Du könntest aber freundlich sein zu jedermann.  Tanzen und singen
mögen andere, denen das Leben leichter ist.  Aber ein gutes Wort
geben schickt sich auch für einen Betrübten.

Sie sah vor sich nieder und zog die Brauen dichter zusammen, als
wollte sie ihre schwarzen Augen drunter verstecken.  Eine Weile
fuhren sie schweigend dahin.  Die Sonne stand nun prächtig über dem
Gebirg, die Spitze des Vesuv ragte über die Wolkenschicht heraus, die
noch den Fuß umzogen hielt, und die Häuser auf der Ebene von Sorrent
blickten weiß aus den grünen Orangengärten hervor.

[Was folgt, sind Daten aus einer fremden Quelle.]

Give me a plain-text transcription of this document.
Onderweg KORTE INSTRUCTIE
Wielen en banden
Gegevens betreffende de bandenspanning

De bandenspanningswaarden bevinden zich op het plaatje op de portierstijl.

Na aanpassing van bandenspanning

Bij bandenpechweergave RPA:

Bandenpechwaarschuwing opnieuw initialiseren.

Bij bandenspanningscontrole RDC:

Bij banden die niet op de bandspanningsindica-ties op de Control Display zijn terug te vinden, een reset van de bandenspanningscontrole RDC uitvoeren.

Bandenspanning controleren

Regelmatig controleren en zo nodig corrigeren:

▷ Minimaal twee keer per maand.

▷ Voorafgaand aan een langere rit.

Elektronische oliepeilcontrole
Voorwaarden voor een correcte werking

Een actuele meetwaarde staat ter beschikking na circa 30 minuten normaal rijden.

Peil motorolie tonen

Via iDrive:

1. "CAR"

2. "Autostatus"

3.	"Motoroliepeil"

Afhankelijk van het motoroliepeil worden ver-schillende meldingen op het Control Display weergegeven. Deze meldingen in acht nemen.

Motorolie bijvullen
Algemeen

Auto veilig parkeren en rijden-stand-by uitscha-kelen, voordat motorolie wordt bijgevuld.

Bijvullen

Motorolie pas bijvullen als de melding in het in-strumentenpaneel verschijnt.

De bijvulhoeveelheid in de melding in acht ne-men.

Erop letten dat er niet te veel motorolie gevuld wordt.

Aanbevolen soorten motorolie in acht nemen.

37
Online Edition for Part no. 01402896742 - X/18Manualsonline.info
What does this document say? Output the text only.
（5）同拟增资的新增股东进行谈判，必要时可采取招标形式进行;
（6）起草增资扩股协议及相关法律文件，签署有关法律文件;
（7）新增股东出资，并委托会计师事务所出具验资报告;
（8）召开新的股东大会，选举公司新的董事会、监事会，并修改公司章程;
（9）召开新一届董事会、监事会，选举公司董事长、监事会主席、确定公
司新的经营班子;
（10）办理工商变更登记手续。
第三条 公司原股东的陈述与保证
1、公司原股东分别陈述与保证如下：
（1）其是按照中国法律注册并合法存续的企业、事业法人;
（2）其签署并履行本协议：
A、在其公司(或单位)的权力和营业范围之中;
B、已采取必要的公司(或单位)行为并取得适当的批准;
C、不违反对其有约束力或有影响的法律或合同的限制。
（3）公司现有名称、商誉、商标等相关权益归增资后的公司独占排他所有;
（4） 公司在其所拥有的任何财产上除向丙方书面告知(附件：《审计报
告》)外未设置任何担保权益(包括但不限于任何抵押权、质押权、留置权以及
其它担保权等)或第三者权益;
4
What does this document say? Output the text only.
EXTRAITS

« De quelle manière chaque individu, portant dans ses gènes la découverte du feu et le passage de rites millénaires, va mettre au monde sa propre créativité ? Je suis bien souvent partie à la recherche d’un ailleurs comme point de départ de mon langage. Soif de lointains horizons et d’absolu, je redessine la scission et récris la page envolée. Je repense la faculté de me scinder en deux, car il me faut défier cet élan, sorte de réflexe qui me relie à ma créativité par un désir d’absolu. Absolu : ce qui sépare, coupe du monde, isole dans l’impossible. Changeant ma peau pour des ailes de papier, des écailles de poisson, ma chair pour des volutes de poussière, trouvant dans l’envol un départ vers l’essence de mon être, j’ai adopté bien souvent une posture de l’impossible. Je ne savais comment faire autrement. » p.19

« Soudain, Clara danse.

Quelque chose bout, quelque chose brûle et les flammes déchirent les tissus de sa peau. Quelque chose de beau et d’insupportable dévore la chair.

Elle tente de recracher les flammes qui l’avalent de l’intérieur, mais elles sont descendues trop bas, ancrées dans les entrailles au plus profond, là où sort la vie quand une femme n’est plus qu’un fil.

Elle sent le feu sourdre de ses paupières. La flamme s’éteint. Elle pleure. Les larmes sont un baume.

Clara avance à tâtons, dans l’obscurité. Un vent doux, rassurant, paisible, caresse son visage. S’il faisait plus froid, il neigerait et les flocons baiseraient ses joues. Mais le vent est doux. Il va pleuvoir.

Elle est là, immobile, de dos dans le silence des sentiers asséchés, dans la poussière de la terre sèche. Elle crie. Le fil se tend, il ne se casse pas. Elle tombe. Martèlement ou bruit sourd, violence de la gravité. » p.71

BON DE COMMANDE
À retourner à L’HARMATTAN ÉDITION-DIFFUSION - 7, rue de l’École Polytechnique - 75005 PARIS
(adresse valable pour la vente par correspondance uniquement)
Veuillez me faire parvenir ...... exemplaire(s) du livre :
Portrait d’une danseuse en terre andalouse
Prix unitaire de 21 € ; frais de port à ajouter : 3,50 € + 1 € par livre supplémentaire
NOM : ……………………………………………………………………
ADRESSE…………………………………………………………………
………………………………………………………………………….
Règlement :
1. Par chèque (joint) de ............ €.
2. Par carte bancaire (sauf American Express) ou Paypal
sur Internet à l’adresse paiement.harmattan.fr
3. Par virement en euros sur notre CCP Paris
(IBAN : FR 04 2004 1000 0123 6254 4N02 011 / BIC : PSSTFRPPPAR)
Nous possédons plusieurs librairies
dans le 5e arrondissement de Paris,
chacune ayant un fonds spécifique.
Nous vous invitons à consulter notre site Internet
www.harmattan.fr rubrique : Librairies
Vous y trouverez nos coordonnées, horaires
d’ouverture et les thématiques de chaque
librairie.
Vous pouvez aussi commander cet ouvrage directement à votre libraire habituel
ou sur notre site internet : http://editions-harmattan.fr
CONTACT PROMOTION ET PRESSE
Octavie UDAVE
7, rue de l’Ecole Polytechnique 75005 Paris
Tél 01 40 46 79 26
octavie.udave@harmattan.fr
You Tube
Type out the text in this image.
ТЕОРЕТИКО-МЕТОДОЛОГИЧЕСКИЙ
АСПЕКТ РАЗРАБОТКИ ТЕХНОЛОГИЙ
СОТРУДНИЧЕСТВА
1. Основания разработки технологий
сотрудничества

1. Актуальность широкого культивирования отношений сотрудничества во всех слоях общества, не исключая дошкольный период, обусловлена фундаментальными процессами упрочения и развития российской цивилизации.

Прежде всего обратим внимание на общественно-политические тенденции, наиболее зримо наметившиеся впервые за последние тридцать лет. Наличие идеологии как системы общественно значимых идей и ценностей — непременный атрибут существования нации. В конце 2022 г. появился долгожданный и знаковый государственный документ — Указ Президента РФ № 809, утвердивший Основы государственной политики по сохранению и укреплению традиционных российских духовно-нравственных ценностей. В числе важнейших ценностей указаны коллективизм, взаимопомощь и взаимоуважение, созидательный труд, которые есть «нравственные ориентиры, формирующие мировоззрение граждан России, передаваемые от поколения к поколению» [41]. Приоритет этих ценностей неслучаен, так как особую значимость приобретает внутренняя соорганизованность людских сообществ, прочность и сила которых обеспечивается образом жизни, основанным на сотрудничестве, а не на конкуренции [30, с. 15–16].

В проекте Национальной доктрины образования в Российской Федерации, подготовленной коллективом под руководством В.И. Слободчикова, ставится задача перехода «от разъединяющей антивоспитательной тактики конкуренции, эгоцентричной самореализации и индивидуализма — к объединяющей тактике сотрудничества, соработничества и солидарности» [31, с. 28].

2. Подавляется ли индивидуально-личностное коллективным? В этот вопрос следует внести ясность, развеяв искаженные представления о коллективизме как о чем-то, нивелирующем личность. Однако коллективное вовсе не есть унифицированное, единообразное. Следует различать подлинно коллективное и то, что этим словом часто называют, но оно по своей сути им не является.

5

Hat jener Maler nichts wieder von sich hören lassen, Laurella, jener
Napolitaner, der dich zur Frau haben wollte? fragte der Pfarrer.

Sie schüttelte den Kopf.

Er kam damals, ein Bild von dir zu machen.  Warum hast du's ihm
abgeschlagen?

Wozu wollt' er es nur?  Es sind andere schöner als ich.  Und
dann--wer weiß, was er damit getrieben hätte.  Er hätte mich damit
verzaubern können und meine Seele beschädigen, oder mich gar zu Tode
bringen, sagte die Mutter.

Glaube nicht so sündliche Dinge, sprach der Pfarrer ernsthaft.  Bist
du nicht immer in Gottes Hand, ohne dessen Willen dir kein Haar vom
Haupte fällt?  Und soll ein Mensch mit so einem Bild in der Hand
stärker sein als der Herrgott?--Zudem konntest du ja sehen, daß er
dir wohlwollte.  Hat er dich sonst heiraten wollen?

Sie schwieg.

Und warum hast du ihn ausgeschlagen?  Es soll ein braver Mann gewesen
sein und ganz stattlich und hätte dich und deine Mutter besser
ernähren können, als du es nun kannst mit dem bißchen Spinnen und
Seidewickeln.

Wir sind arme Leute, sagte sie heftig, und meine Mutter nun gar seit
so lange krank.  Wir wären ihm nur zur Last gefallen.  Und ich tauge
auch nicht für einen Signore.  Wenn seine Freunde zu ihm gekommen
wären, hätte er sich meiner geschämt.

Was du auch redest!  Ich sage dir ja, daß es ein braver Herr war.
Und überdies wollte er ja nach Sorrent übersiedeln.  Es wird nicht
bald so einer wiederkommen, der wie recht vom Himmel geschickt war,
um euch aufzuhelfen.

Ich will gar keinen Mann, niemals! sagte sie ganz trotzig und wie vor
sich hin.

Hast du ein Gelübde getan, oder willst in ein Kloster gehen?

Sie schüttelte den Kopf.

Die Leute haben recht, die dir deinen Eigensinn vorhalten, wenn auch
jener Name nicht schön ist.  Bedenkst du nicht, daß du nicht allein
auf der Welt bist, und durch diesen Starrsinn deiner kranken Mutter
das Leben und ihre Krankheit nur bitterer machst?  Was kannst du für
wichtige Gründe haben, jede rechtschaffene Hand abzuweisen, die dich
und die Mutter stützen will?  Antworte mir, Laurella!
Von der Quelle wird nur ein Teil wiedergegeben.